Other species at risk from arctic climate change include narwhals, arctic foxes, orcas, lemmings, beluga whales, red knots (wading birds) and the muskox. The threats to these animals have made many of them endangered species.
How can we stop climate change in the arctic?
Preventing climate change in the Arctic means preventing climate change around the world. Climate change is an issue that the entire world faces, and it must be solved together with global coordination. So, what can be done to stop global warming?
The Union of Concerned Scientists is one organization that analyzes the threats of climate change and proposes solutions for reducing and deterring them. The most significant causes of climate change are large carbon emissions and the overabundance of carbon dioxide and greenhouse gases in the atmosphere. These are issues perpetuated by industrial sources and must be tackled with legislation and regulation.
The UN regularly convenes meetings between nations to develop effective policy goals related to slowing climate change. The 2019 Climate Action Summit was one recent meeting where these issues came into play, and the UN outlined their proposed initiatives in a detailed guide.
The 26th UN Climate Change Conference of the Parties (COP26) was hosted from October 31 – November 12, 2021. This conference brought many members together to discuss climate goals for the world. One of the results of this event was the Glasgow Climate Pact, where the gathered parties pledged to follow specific actions to keep the global average temperature increase below 1.5 degrees Celsius.
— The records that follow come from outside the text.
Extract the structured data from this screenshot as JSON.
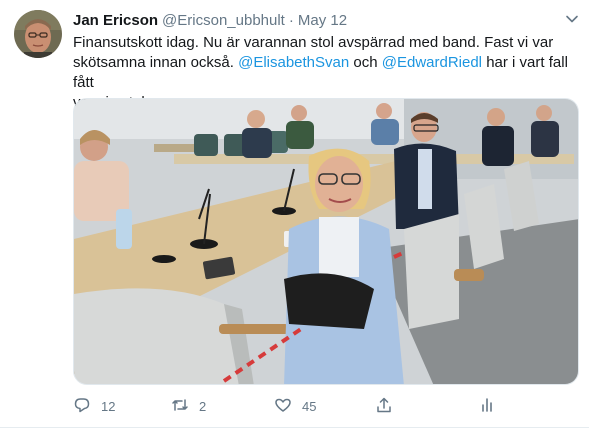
{
  "tweet": {
    "author": {
      "name": "Jan Ericson",
      "handle": "@Ericson_ubbhult",
      "separator": "·",
      "date": "May 12",
      "avatar": "avatar-photo"
    },
    "text": {
      "line1": "Finansutskott idag. Nu är varannan stol avspärrad med band. Fast vi var",
      "line2": "skötsamna innan också.",
      "mention1": "@ElisabethSvan",
      "connector": "och",
      "mention2": "@EdwardRiedl",
      "line2_tail": "har i vart fall fått",
      "line3": "var sin stol."
    },
    "media": {
      "description_icon": "photo-meeting-room"
    },
    "actions": {
      "reply": {
        "icon": "reply-icon",
        "count": "12"
      },
      "retweet": {
        "icon": "retweet-icon",
        "count": "2"
      },
      "like": {
        "icon": "heart-icon",
        "count": "45"
      },
      "share": {
        "icon": "share-icon"
      },
      "analytics": {
        "icon": "analytics-icon"
      }
    }
  },
  "colors": {
    "link": "#1b95e0",
    "muted": "#657786",
    "text": "#14171a"
  }
}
On top of the global initiatives enacted by the members of COP26, the UN has also offered guidance on how individuals can address climate change. In addition to reducing your carbon footprint, it is also important to contact local representatives about enacting policies that focus on climate change action and sustainable energy.
Climate change will undoubtedly affect every living being across the globe. Understanding what climate change really is and being aware of how the environment and animals are affected is the first step to making a change.
To combat climate change in any particular region, we must confront the issue of climate change all around the world.